How long have you been painting?
I studied graphic design but started to become an illustrator nearly 18 years ago. I was always painting and never worked digitally, so the work with galleries somehow came natural over the years.
How long did it take for your approach evolve? What and who were your influences?
As a kid I was very much interested in the Impressionists painters and their idea about light. Later I was obsessed with the work of Gustav Klimt and Egon Schiele and their combination of beauty with a twist. As a student, “American Illustration” became my Bible…the approach in illustration that time was so much more artistic as what I was used to see in Germany.
I was always inspired and touched by the imperfection of beauty and the power of simplicity. That’s why I love so much African and South American folk art and Indian miniatures. Whenever I was in New York my first thing to do was to go to the American Folk Art Museum.

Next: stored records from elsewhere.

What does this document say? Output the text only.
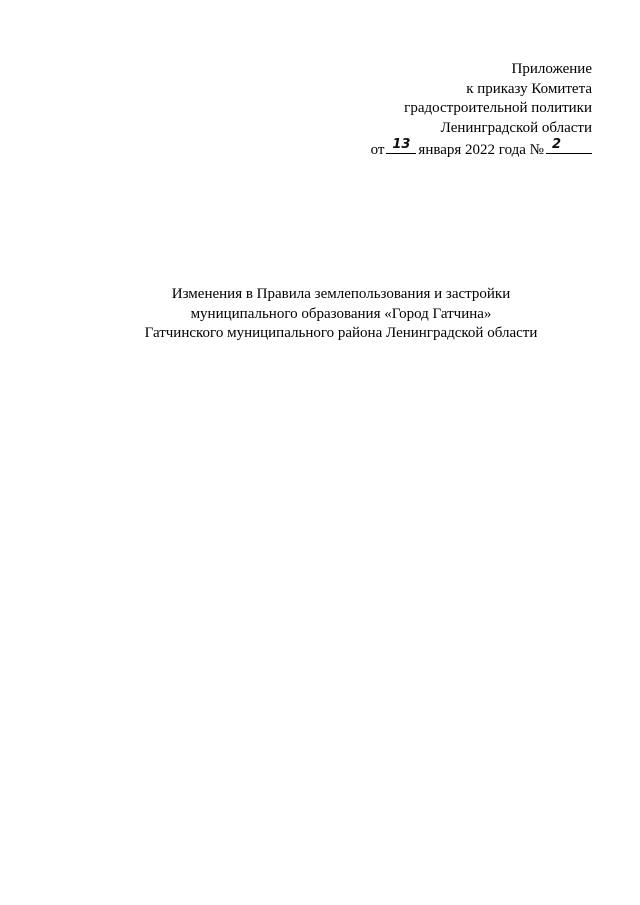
Приложение
к приказу Комитета
градостроительной политики
Ленинградской области
от 13 января 2022 года № 2
Изменения в Правила землепользования и застройки
муниципального образования «Город Гатчина»
Гатчинского муниципального района Ленинградской области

Black Antoinette is a gorgeous collection of your work. Tell me where the title came from?
My idea was to create an image of luxury, opulence, and beauty which has nothing to do with wealth and prosperity. I adapted the idea of Marie Antoinette and created a “Black Antoinette” who is wearing the idea of the whole nature on her head—the beauty as well as the birth and death and the evanescence. Out of the first image I painted a whole series was born.
You attempt to recreate paradise using all kinds of exotic flora. Why are you so in tune with flowers?

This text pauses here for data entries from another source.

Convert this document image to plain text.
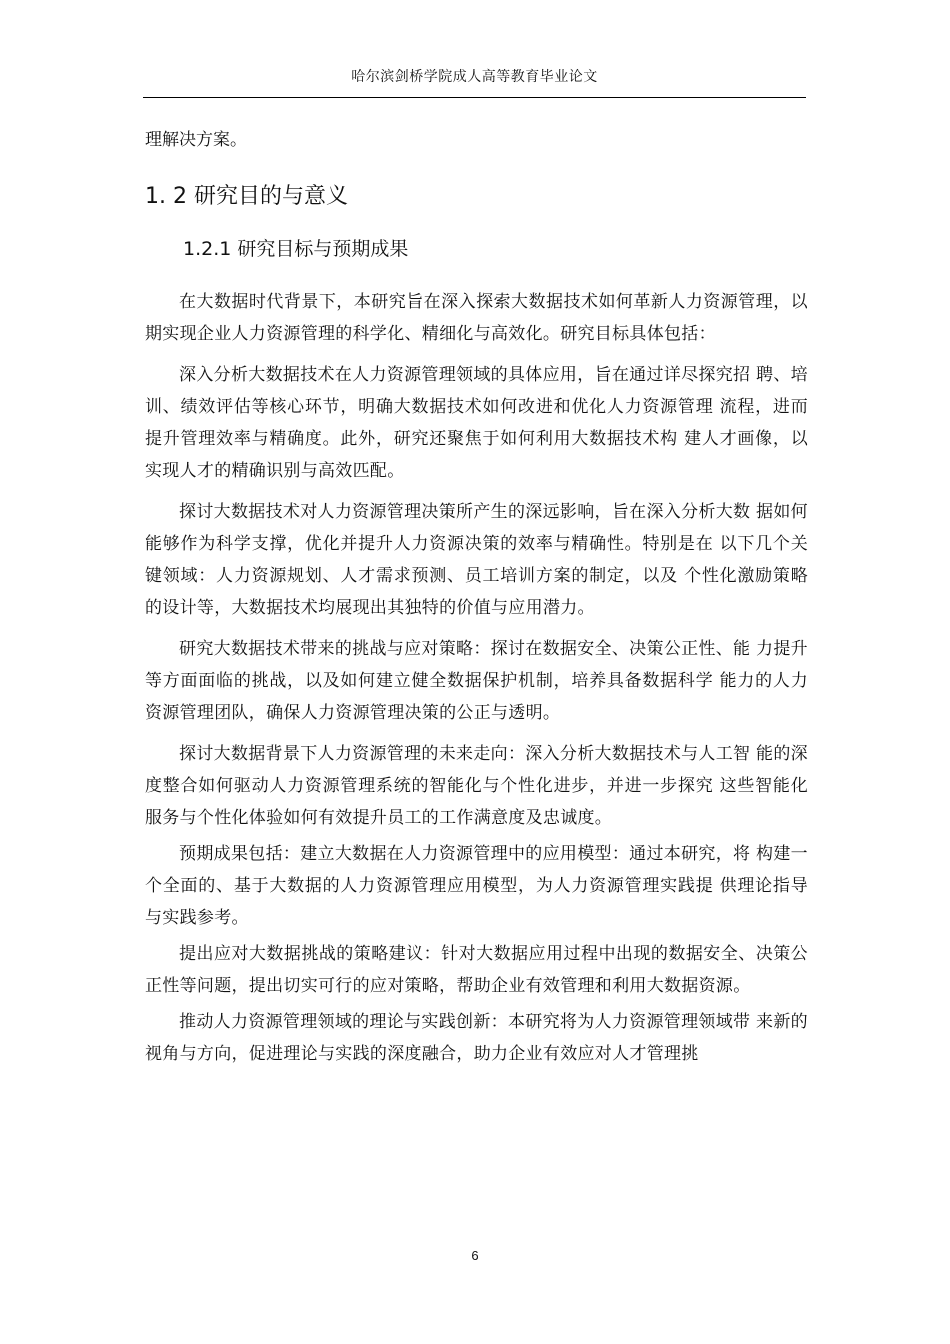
哈尔滨剑桥学院成人高等教育毕业论文

理解决方案。

1. 2 研究目的与意义
1.2.1 研究目标与预期成果

在大数据时代背景下，本研究旨在深入探索大数据技术如何革新人力资源管理，以期实现企业人力资源管理的科学化、精细化与高效化。研究目标具体包括：

深入分析大数据技术在人力资源管理领域的具体应用，旨在通过详尽探究招 聘、培训、绩效评估等核心环节，明确大数据技术如何改进和优化人力资源管理 流程，进而提升管理效率与精确度。此外，研究还聚焦于如何利用大数据技术构 建人才画像，以实现人才的精确识别与高效匹配。

探讨大数据技术对人力资源管理决策所产生的深远影响，旨在深入分析大数 据如何能够作为科学支撑，优化并提升人力资源决策的效率与精确性。特别是在 以下几个关键领域：人力资源规划、人才需求预测、员工培训方案的制定，以及 个性化激励策略的设计等，大数据技术均展现出其独特的价值与应用潜力。

研究大数据技术带来的挑战与应对策略：探讨在数据安全、决策公正性、能 力提升等方面面临的挑战，以及如何建立健全数据保护机制，培养具备数据科学 能力的人力资源管理团队，确保人力资源管理决策的公正与透明。

探讨大数据背景下人力资源管理的未来走向：深入分析大数据技术与人工智 能的深度整合如何驱动人力资源管理系统的智能化与个性化进步，并进一步探究 这些智能化服务与个性化体验如何有效提升员工的工作满意度及忠诚度。

预期成果包括：建立大数据在人力资源管理中的应用模型：通过本研究，将 构建一个全面的、基于大数据的人力资源管理应用模型，为人力资源管理实践提 供理论指导与实践参考。

提出应对大数据挑战的策略建议：针对大数据应用过程中出现的数据安全、决策公正性等问题，提出切实可行的应对策略，帮助企业有效管理和利用大数据资源。

推动人力资源管理领域的理论与实践创新：本研究将为人力资源管理领域带 来新的视角与方向，促进理论与实践的深度融合，助力企业有效应对人才管理挑

6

Flowers are such symbolic elements for me. I sometimes try to paint a “real” flower, but most of them are just self created. The flower can be such a strong symbol for birth and death, for beauty and poison and the diversity of the nature. I try to combine them with animals and insects and thorns and water: a whole circle of life!
Much of your work is portraiture—known and unknown faces. There appears to be a reference here to the Islands, and the signs used for barber shops and beauty parlors. Is this true?

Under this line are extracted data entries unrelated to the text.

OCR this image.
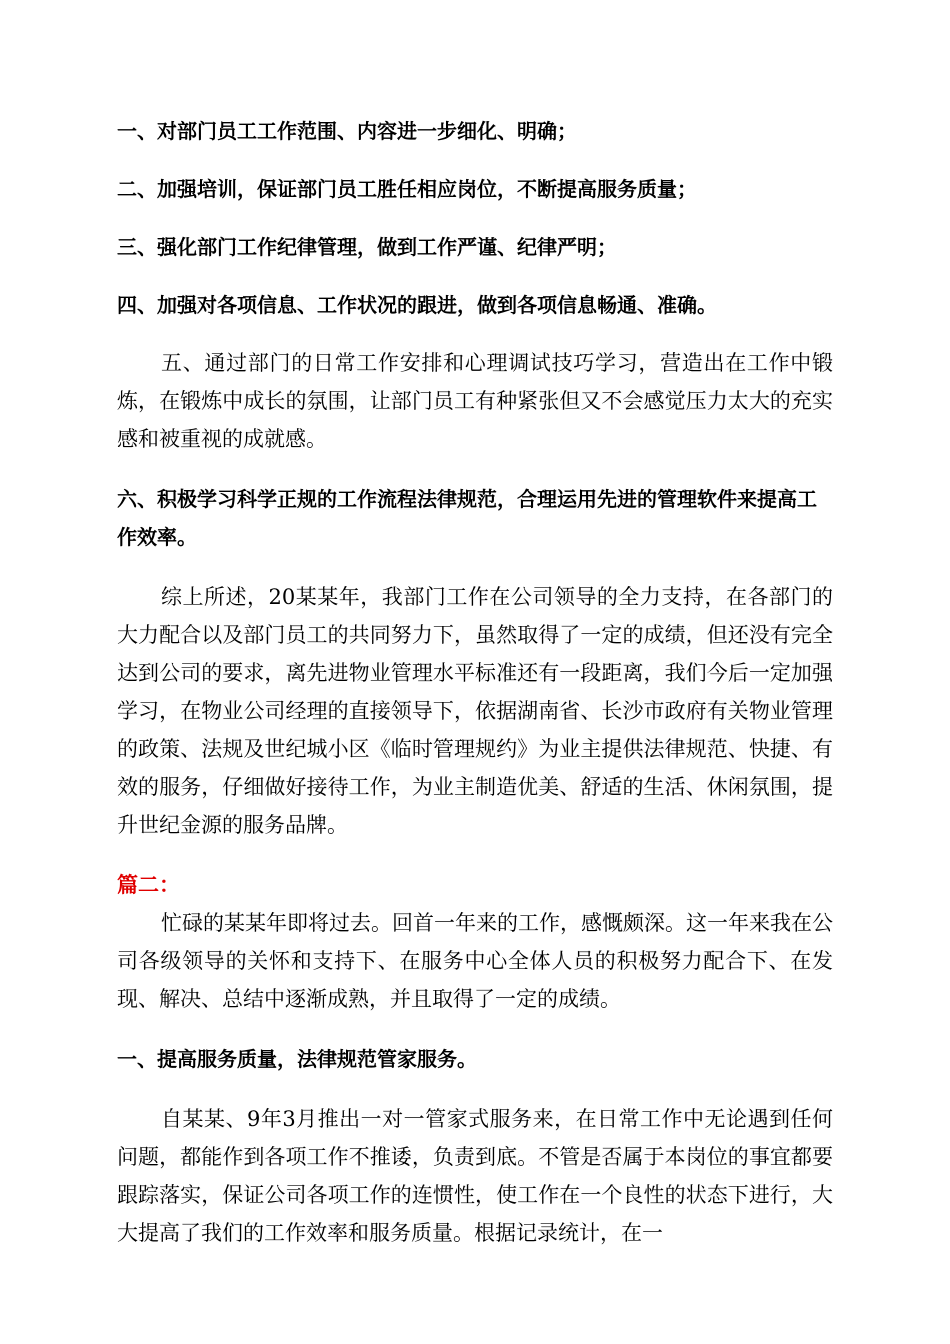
一、对部门员工工作范围、内容进一步细化、明确；

二、加强培训，保证部门员工胜任相应岗位，不断提高服务质量；

三、强化部门工作纪律管理，做到工作严谨、纪律严明；

四、加强对各项信息、工作状况的跟进，做到各项信息畅通、准确。

五、通过部门的日常工作安排和心理调试技巧学习，营造出在工作中锻炼，在锻炼中成长的氛围，让部门员工有种紧张但又不会感觉压力太大的充实感和被重视的成就感。

六、积极学习科学正规的工作流程法律规范，合理运用先进的管理软件来提高工作效率。

综上所述，20某某年，我部门工作在公司领导的全力支持，在各部门的大力配合以及部门员工的共同努力下，虽然取得了一定的成绩，但还没有完全达到公司的要求，离先进物业管理水平标准还有一段距离，我们今后一定加强学习，在物业公司经理的直接领导下，依据湖南省、长沙市政府有关物业管理的政策、法规及世纪城小区《临时管理规约》为业主提供法律规范、快捷、有效的服务，仔细做好接待工作，为业主制造优美、舒适的生活、休闲氛围，提升世纪金源的服务品牌。

篇二：

忙碌的某某年即将过去。回首一年来的工作，感慨颇深。这一年来我在公司各级领导的关怀和支持下、在服务中心全体人员的积极努力配合下、在发现、解决、总结中逐渐成熟，并且取得了一定的成绩。

一、提高服务质量，法律规范管家服务。

自某某、9年3月推出一对一管家式服务来，在日常工作中无论遇到任何问题，都能作到各项工作不推诿，负责到底。不管是否属于本岗位的事宜都要跟踪落实，保证公司各项工作的连惯性，使工作在一个良性的状态下进行，大大提高了我们的工作效率和服务质量。根据记录统计，在一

I was always in love with the barber shop signs and the painted advertising walls. These simple paintings had such a sophisticated power. One series in the book (which is actually a very old one, but which I exhibited in South Africa 2 years ago) is “Fashion Heads” an inspiration from the barber shop signs… the heads and the idea to illustrate them with high fashion brands! Most of the portraiture in the book is assigned work from magazines like Rolling Stone, Paste, or others.
There is a curious melancholia in your work, in the colors and the faces. Can you describe the feeling of doing the painting White Black?
I think there is always a bit of the dark side in my paintings… the paintings can look beautiful, but I am glad if the beholder is taking a second look. I was offered a show in Cape Town at a gallery and I was using my impressions of Africa as a departure point for this series of new paintings. I tried to combine a sense of wonder inspired by the continents natural beauty with a darker look at its social and political reality. The portrait “White Black” is a portrait of the albino model Shaun Ross, which was a great symbol for my idea about South Africa.
There is also a carnivalesque aesthetic that is both surreal and fantastic. Where does this come from?
Well, I think this is more a personal thing. Maybe my way of how to see the world. As a young kid and later as well, I was always wishing to be far away from my German native. The special aesthetic of my work comes out of my fantasy and my empathy and my access to mystical archetypes
Finally, one of the most amazing images in the book is Black Antoinette 3, her hair aglow with flora of all kinds. Who is this person?
She is not a real person, just a wonderful fictional character which shows strength, beauty, and pride.